# Explained: How Much Data Do You Need to Train a Machine Learning System You can understand about 80 percent of how machine learning works if you understand one single concept, and that’s how the things that machines learn are simply data points represented in multi-dimensional space.

Once a mapping from real world to this feature space is done, machine learning algorithms simply work on the space to understand the real world, for example an image of a dog is simply one data point in that feature space if the image is a hundred pixels, by hundred pixels then it’s a single data point in 10,000 dimensional feature space.

Humans can grasp 2d space in 3d space easily, but we have difficulty grasping higher dimensional space, thankfully the mathematical concepts in any dimensional space are the same, and the same math that’s used in 2d can be used in higher dimensional space.

Computers are good at computation and they don’t have a problem dealing with this very high dimensional space, machine learning is broadly used for two problems, classification and prediction. Let’s take classification, classification algorithms find groupings of the data points, so how much data do you need to train a machine learning algorithm for classification?

Let’s say you want to design a simple thermometer, you need to know what range of temperature you’d like to measure, because no single thermometer can give you the range and accuracy across the whole spectrum, which may include measuring the temperatures of liquid-nitrogen off your fridge, the outside weather, your body temperature, your oven, the inside of a light bulb or a welding arc, for that matter.

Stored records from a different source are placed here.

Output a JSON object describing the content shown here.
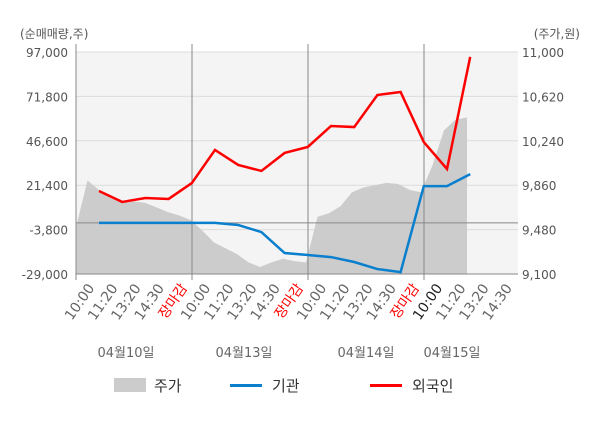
{
  "chart_data": {
    "type": "line",
    "left_axis_title": "(순매매량,주)",
    "right_axis_title": "(주가,원)",
    "left_ticks": [
      "97,000",
      "71,800",
      "46,600",
      "21,400",
      "-3,800",
      "-29,000"
    ],
    "right_ticks": [
      "11,000",
      "10,620",
      "10,240",
      "9,860",
      "9,480",
      "9,100"
    ],
    "ylim_left": [
      -29000,
      97000
    ],
    "ylim_right": [
      9100,
      11000
    ],
    "grid": true,
    "legend_position": "bottom",
    "days": [
      {
        "date": "04월10일",
        "times": [
          "10:00",
          "11:20",
          "13:20",
          "14:30",
          "장마감"
        ]
      },
      {
        "date": "04월13일",
        "times": [
          "10:00",
          "11:20",
          "13:20",
          "14:30",
          "장마감"
        ]
      },
      {
        "date": "04월14일",
        "times": [
          "10:00",
          "11:20",
          "13:20",
          "14:30",
          "장마감"
        ]
      },
      {
        "date": "04월15일",
        "times": [
          "10:00",
          "11:20",
          "13:20",
          "14:30"
        ]
      }
    ],
    "series": [
      {
        "name": "외국인",
        "color": "#ff0000",
        "values": [
          18100,
          11900,
          14100,
          13600,
          22600,
          41400,
          32900,
          29500,
          39700,
          43100,
          55000,
          54400,
          72600,
          74300,
          45900,
          30600,
          94200
        ]
      },
      {
        "name": "기관",
        "color": "#0a7fce",
        "values": [
          0,
          0,
          0,
          0,
          0,
          0,
          -1200,
          -5200,
          -17100,
          -18200,
          -19400,
          -22200,
          -26200,
          -27900,
          20900,
          20900,
          27700
        ]
      },
      {
        "name": "주가",
        "color": "#cccccc",
        "type": "area",
        "values": [
          9500,
          9900,
          9820,
          9750,
          9710,
          9720,
          9710,
          9670,
          9630,
          9600,
          9560,
          9470,
          9370,
          9320,
          9270,
          9200,
          9160,
          9200,
          9230,
          9210,
          9200,
          9590,
          9620,
          9680,
          9800,
          9840,
          9860,
          9880,
          9870,
          9820,
          9800,
          10030,
          10330,
          10420,
          10440
        ]
      }
    ]
  },
  "legend": [
    {
      "label": "주가",
      "color": "#cccccc"
    },
    {
      "label": "기관",
      "color": "#0a7fce"
    },
    {
      "label": "외국인",
      "color": "#ff0000"
    }
  ]
}
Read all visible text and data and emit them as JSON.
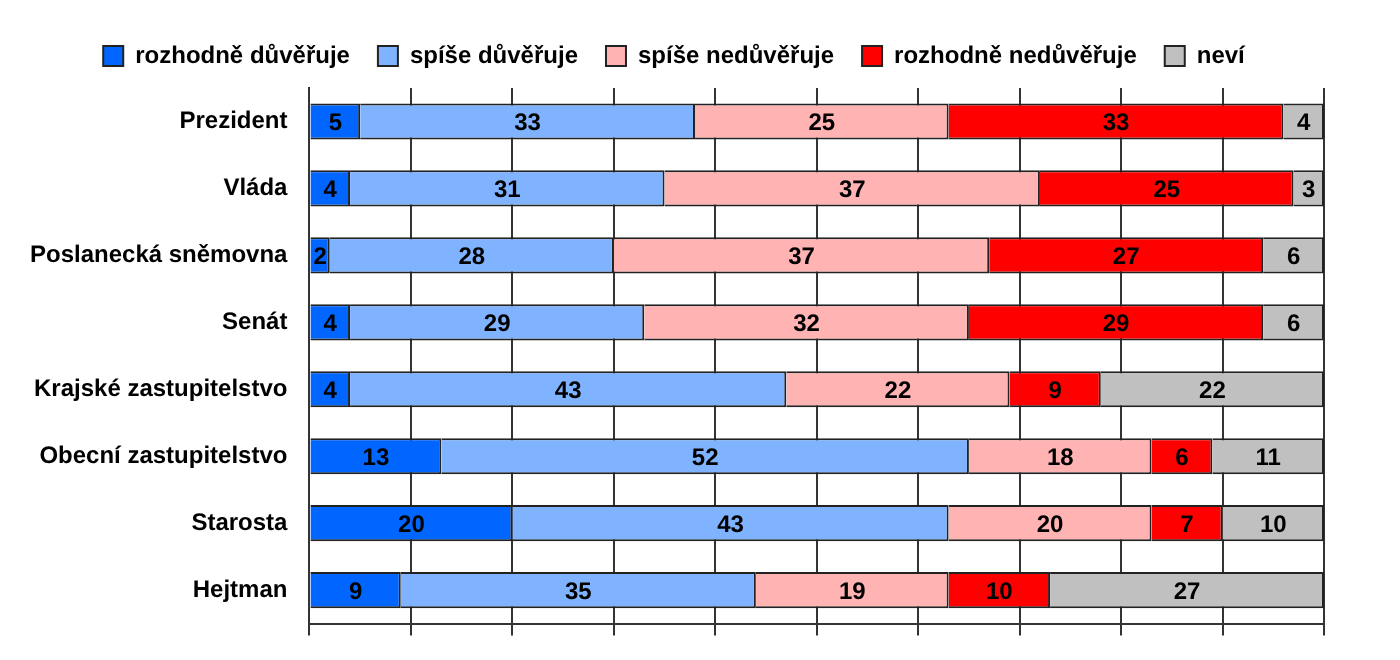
{
  "chart_data": {
    "type": "bar",
    "orientation": "horizontal",
    "stacked": true,
    "data_labels": true,
    "legend": "top",
    "grid": "x",
    "tick_labels": "y",
    "categories": [
      "Prezident",
      "Vláda",
      "Poslanecká sněmovna",
      "Senát",
      "Krajské zastupitelstvo",
      "Obecní zastupitelstvo",
      "Starosta",
      "Hejtman"
    ],
    "xlim": [
      0,
      100
    ],
    "xticks": [
      {
        "value": 0,
        "label": null
      },
      {
        "value": 10,
        "label": null
      },
      {
        "value": 20,
        "label": null
      },
      {
        "value": 30,
        "label": null
      },
      {
        "value": 40,
        "label": null
      },
      {
        "value": 50,
        "label": null
      },
      {
        "value": 60,
        "label": null
      },
      {
        "value": 70,
        "label": null
      },
      {
        "value": 80,
        "label": null
      },
      {
        "value": 90,
        "label": null
      },
      {
        "value": 100,
        "label": null
      }
    ],
    "series": [
      {
        "name": "rozhodně důvěřuje",
        "color": "#0066ff",
        "values": [
          5,
          4,
          2,
          4,
          4,
          13,
          20,
          9
        ]
      },
      {
        "name": "spíše důvěřuje",
        "color": "#80b3ff",
        "values": [
          33,
          31,
          28,
          29,
          43,
          52,
          43,
          35
        ]
      },
      {
        "name": "spíše nedůvěřuje",
        "color": "#ffb3b3",
        "values": [
          25,
          37,
          37,
          32,
          22,
          18,
          20,
          19
        ]
      },
      {
        "name": "rozhodně nedůvěřuje",
        "color": "#ff0000",
        "values": [
          33,
          25,
          27,
          29,
          9,
          6,
          7,
          10
        ]
      },
      {
        "name": "neví",
        "color": "#c0c0c0",
        "values": [
          4,
          3,
          6,
          6,
          22,
          11,
          10,
          27
        ]
      }
    ]
  }
}
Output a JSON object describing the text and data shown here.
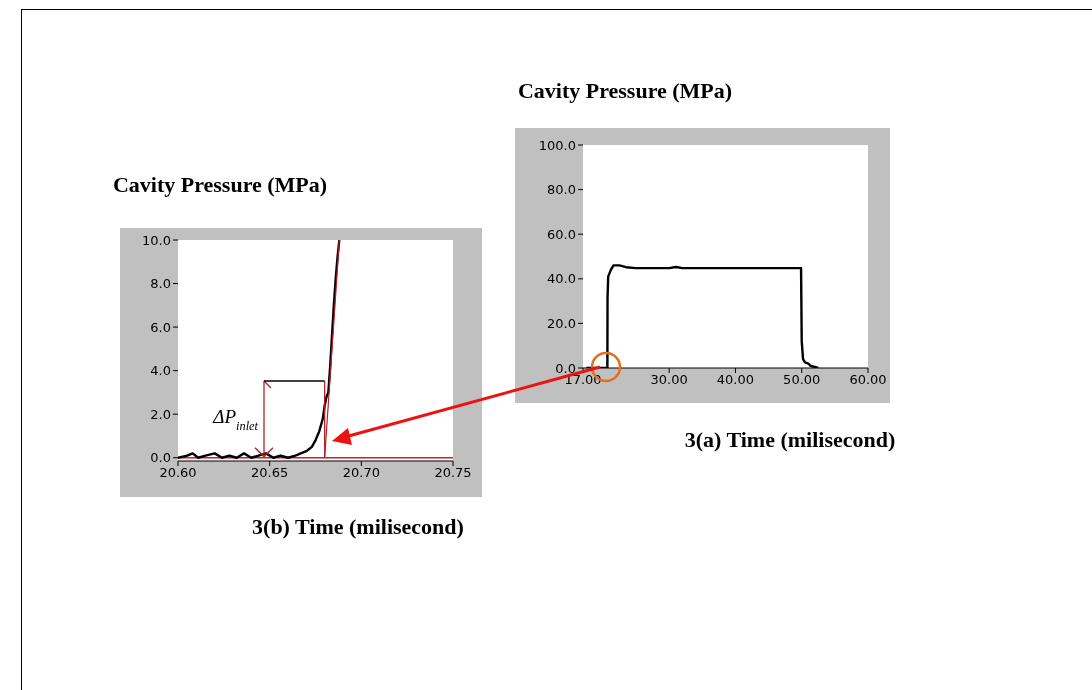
{
  "chart_data": [
    {
      "type": "line",
      "title": "Cavity Pressure (MPa)",
      "xlabel": "3(a) Time (milisecond)",
      "xlim": [
        17,
        60
      ],
      "xticks": [
        {
          "value": 17,
          "label": "17.00"
        },
        {
          "value": 30,
          "label": "30.00"
        },
        {
          "value": 40,
          "label": "40.00"
        },
        {
          "value": 50,
          "label": "50.00"
        },
        {
          "value": 60,
          "label": "60.00"
        }
      ],
      "ylim": [
        0,
        100
      ],
      "yticks": [
        {
          "value": 0,
          "label": "0.0"
        },
        {
          "value": 20,
          "label": "20.0"
        },
        {
          "value": 40,
          "label": "40.0"
        },
        {
          "value": 60,
          "label": "60.0"
        },
        {
          "value": 80,
          "label": "80.0"
        },
        {
          "value": 100,
          "label": "100.0"
        }
      ],
      "series": [
        {
          "color": "#000000",
          "x": [
            17.5,
            19,
            20.6,
            20.68,
            20.7,
            20.8,
            21.2,
            21.6,
            22.5,
            23.5,
            25,
            30,
            31,
            32,
            40,
            45,
            49.9,
            50.0,
            50.2,
            50.5,
            51.0,
            51.3,
            52.5
          ],
          "values": [
            0,
            0,
            0,
            0,
            31,
            41,
            44,
            46,
            46,
            45.2,
            44.8,
            44.8,
            45.3,
            44.8,
            44.8,
            44.8,
            44.8,
            12,
            4,
            2.5,
            2,
            1,
            0
          ]
        }
      ]
    },
    {
      "type": "line",
      "title": "Cavity Pressure (MPa)",
      "xlabel": "3(b) Time (milisecond)",
      "xlim": [
        20.6,
        20.75
      ],
      "xticks": [
        {
          "value": 20.6,
          "label": "20.60"
        },
        {
          "value": 20.65,
          "label": "20.65"
        },
        {
          "value": 20.7,
          "label": "20.70"
        },
        {
          "value": 20.75,
          "label": "20.75"
        }
      ],
      "ylim": [
        -0.15,
        10
      ],
      "yticks": [
        {
          "value": 0,
          "label": "0.0"
        },
        {
          "value": 2,
          "label": "2.0"
        },
        {
          "value": 4,
          "label": "4.0"
        },
        {
          "value": 6,
          "label": "6.0"
        },
        {
          "value": 8,
          "label": "8.0"
        },
        {
          "value": 10,
          "label": "10.0"
        }
      ],
      "ref_lines": [
        {
          "axis": "y",
          "value": 0,
          "color": "#cc2222"
        }
      ],
      "annotations": [
        "ΔP$_{inlet}$"
      ],
      "series": [
        {
          "color": "#000000",
          "x": [
            20.6,
            20.605,
            20.608,
            20.611,
            20.615,
            20.62,
            20.624,
            20.628,
            20.632,
            20.636,
            20.64,
            20.644,
            20.648,
            20.652,
            20.656,
            20.66,
            20.664,
            20.667,
            20.67,
            20.673,
            20.675,
            20.677,
            20.679,
            20.68,
            20.681,
            20.682,
            20.683,
            20.684,
            20.685,
            20.686,
            20.687,
            20.688
          ],
          "values": [
            0,
            0.1,
            0.2,
            0,
            0.1,
            0.2,
            0,
            0.1,
            0,
            0.2,
            0,
            0.1,
            0.2,
            0,
            0.1,
            0,
            0.1,
            0.2,
            0.3,
            0.5,
            0.8,
            1.2,
            1.8,
            2.4,
            2.8,
            3.0,
            4.2,
            5.6,
            7.0,
            8.2,
            9.2,
            10
          ]
        },
        {
          "type": "line",
          "color": "#b22222",
          "x": [
            20.68,
            20.688
          ],
          "values": [
            0,
            10
          ]
        }
      ]
    }
  ]
}
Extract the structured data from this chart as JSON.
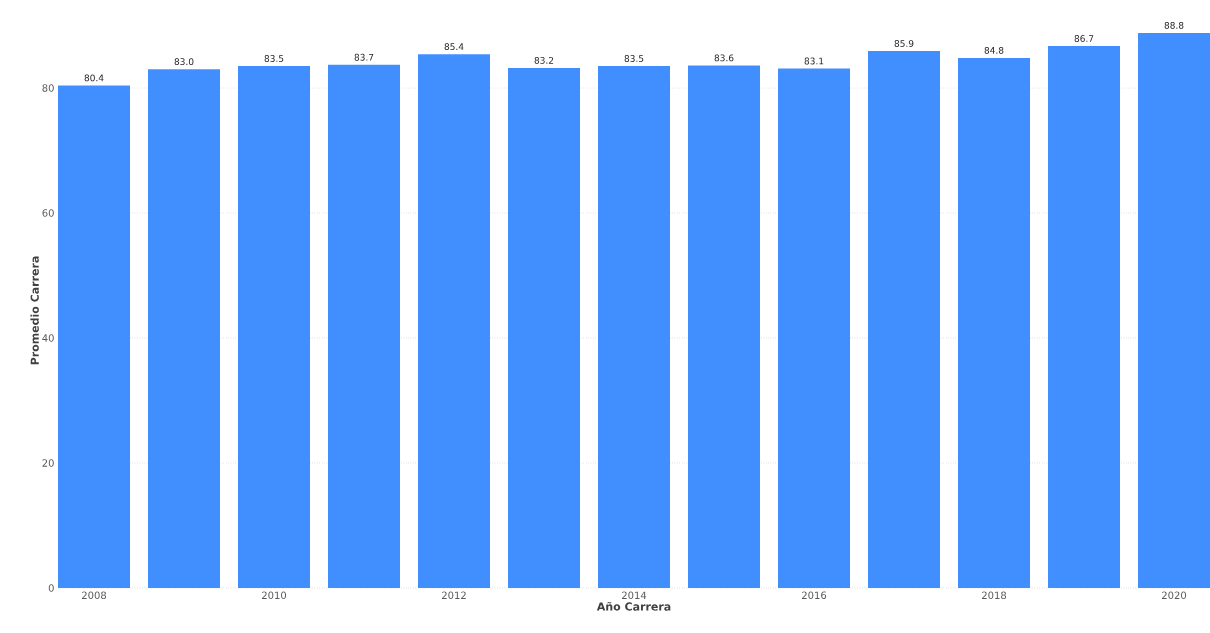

Machine learning models work the same way, if you want to build a system to differentiate between dogs, cats and hamsters, then your training data should represent the variation of images of these pets, which in turn will map to the multi-dimensional space of interest.

I’ve just tried to show it in 3d for understanding but as you move to higher and higher dimensions, the data becomes very sparse, this means that sometimes even a million data points will not help if 99% of them represent dogs and only 1% represents cats and hamsters.

This means that simply having more data is useless, on the other hand if you had fewer data points like two or three for each class, then you can’t cover the whole space effectively. so remember that in multi dimensional space data is very sparse, and it’s even more difficult to represent those regions of interest with very few data points. What you ideally need is a set of data points that represent the range of variations, with each class that you would like to train the system with, then the system can generalize over the space and given a new data point in space, it can identify the animal correctly just like in this case.

How would you know if you had enough data? one way is to plot the error against the number of data points you have. The error should go down as you increase the training data, having said that there is no single way to see if we have enough data and there may be other caveats, here are a few. if there are too few data points or not having enough training, then the system generalize too much resulting in underfitting and therefore high errors.

If the model is tuned too much to the data then it could essentially memorize the data, and that results in overfitting which causes high error rates for unseen data. If the data is not balanced meaning having close to the same number of data points per class, then the data may be worthless even though it might have high accuracy. The bottom line is that your data should represent the problem space well both relevant as well as having a good distribution.